Perhaps the most widely publicized example was last year’s CrowdStrike outage, which affected customers across industry sectors. Delta estimated the outage cost the company a half-billion dollars.

Other major events included ransomware attacks on Change Healthcare and CDK Global. The CDK incident last summer left some car dealerships unable to sell vehicles. Those affected “quickly lost income, because folks would go down the street and buy a car from a different dealership,” Irvine said.

Lots to do. But how exactly can an organization prepare for a vendor outage? Several things, actually.

“What I think is most important for the CFOs to think about,” Bretschneider said, is adding business interruption scenarios to their set of tabletop exercises. Organizations may already do that for data breach and ransomware scenarios. But it’s not as common to practice for cases of cyber-related business interruption, she said.

Bretschneider explained that a tabletop exercise will help answer the question: “If you’re down, and it’s not from a physical peril and you’re not operable, what is the financial impact to the business?”

“This goes into your business continuity disaster recovery planning,” she said. “So you create an extension of that plan from a cyber related incident and focus entirely on the operational impact.”

Risk management experts have told us before that organizations should have backup suppliers in the event of a major supply chain disruption. That strategy doesn’t apply to software vendors. It isn’t financially prudent to pay for two core platforms just in case, and duplicating data for the second platform is in itself “a dangerous concept,” Bretschneider said.
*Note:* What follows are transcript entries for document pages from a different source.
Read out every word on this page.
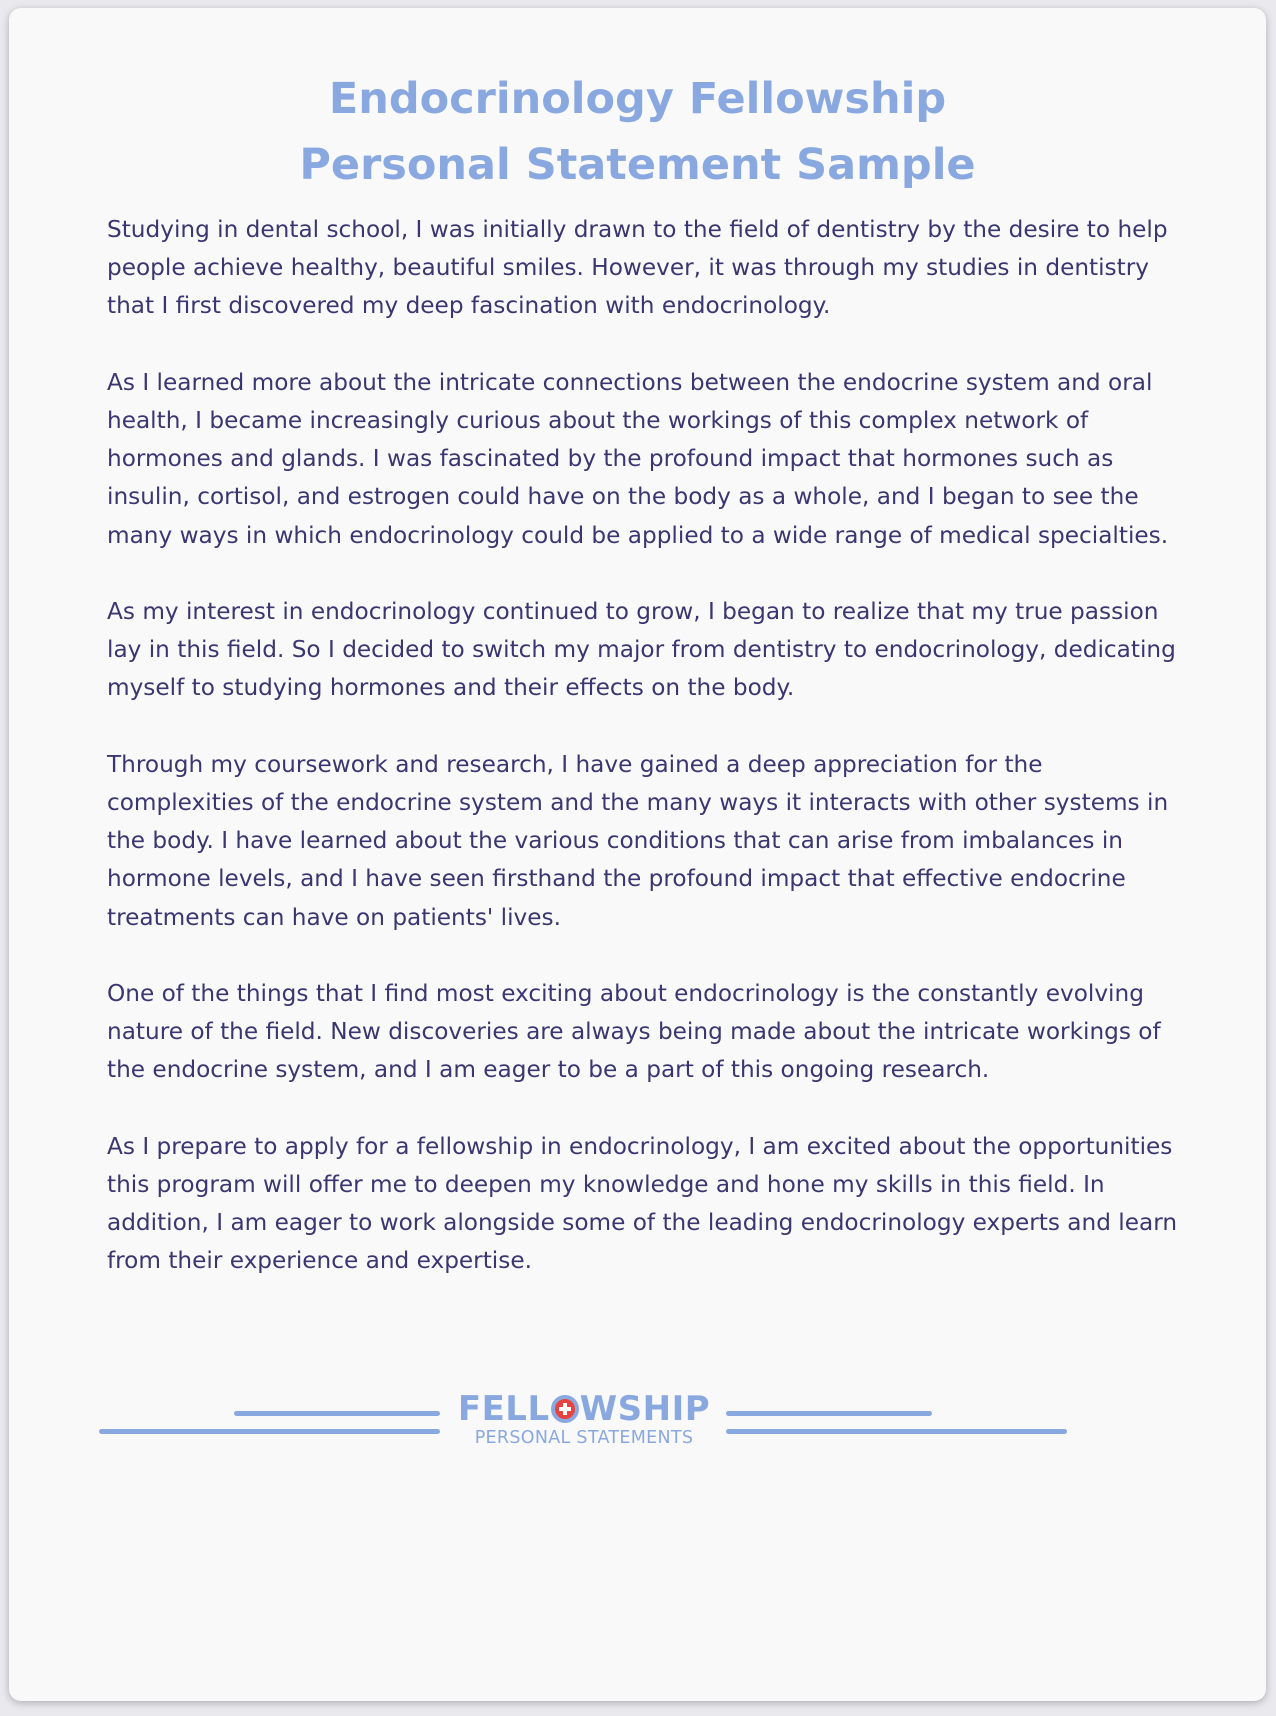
Endocrinology Fellowship
Personal Statement Sample

Studying in dental school, I was initially drawn to the field of dentistry by the desire to help people achieve healthy, beautiful smiles. However, it was through my studies in dentistry that I first discovered my deep fascination with endocrinology.

As I learned more about the intricate connections between the endocrine system and oral health, I became increasingly curious about the workings of this complex network of hormones and glands. I was fascinated by the profound impact that hormones such as insulin, cortisol, and estrogen could have on the body as a whole, and I began to see the many ways in which endocrinology could be applied to a wide range of medical specialties.

As my interest in endocrinology continued to grow, I began to realize that my true passion lay in this field. So I decided to switch my major from dentistry to endocrinology, dedicating myself to studying hormones and their effects on the body.

Through my coursework and research, I have gained a deep appreciation for the complexities of the endocrine system and the many ways it interacts with other systems in the body. I have learned about the various conditions that can arise from imbalances in hormone levels, and I have seen firsthand the profound impact that effective endocrine treatments can have on patients' lives.

One of the things that I find most exciting about endocrinology is the constantly evolving nature of the field. New discoveries are always being made about the intricate workings of the endocrine system, and I am eager to be a part of this ongoing research.

As I prepare to apply for a fellowship in endocrinology, I am excited about the opportunities this program will offer me to deepen my knowledge and hone my skills in this field. In addition, I am eager to work alongside some of the leading endocrinology experts and learn from their experience and expertise.

FELL WSHIP
PERSONAL STATEMENTS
Walker said vendor contracts should contain “clear language” spelling out what the vendors will do to protect data and what their responsibilities are during an attack or outage.

Companies can also transfer some of their third-party risk through cyber insurance. But organizations must ensure those risks are included and that they have adequate coverage, our experts cautioned.

Go team! Managing third-party cyber risk is far from a solo effort.

Chris Hennesey, enterprise strategist at AWS and former VP of finance at Capital One, recommended finance execs build a relationship with their CISO to help address third-party risk. “There’s a lot they can actually learn from each other,” he said. “So I use this as an opportunity to build a bridge for CISOs and CFOs within customers, because it’s not…an active, engaged relationship in many orgs. A lot of times in large enterprises, they operate in very different worlds inside of the organization.”

The C-suite and board need to be on the same page in understanding the cyber threat landscape and what their organization’s security posture should look like, Walker said.

“Cybersecurity can no longer be five minutes at the end of the board meeting [for] discussion,” she said. “It needs to be part of a routine update.”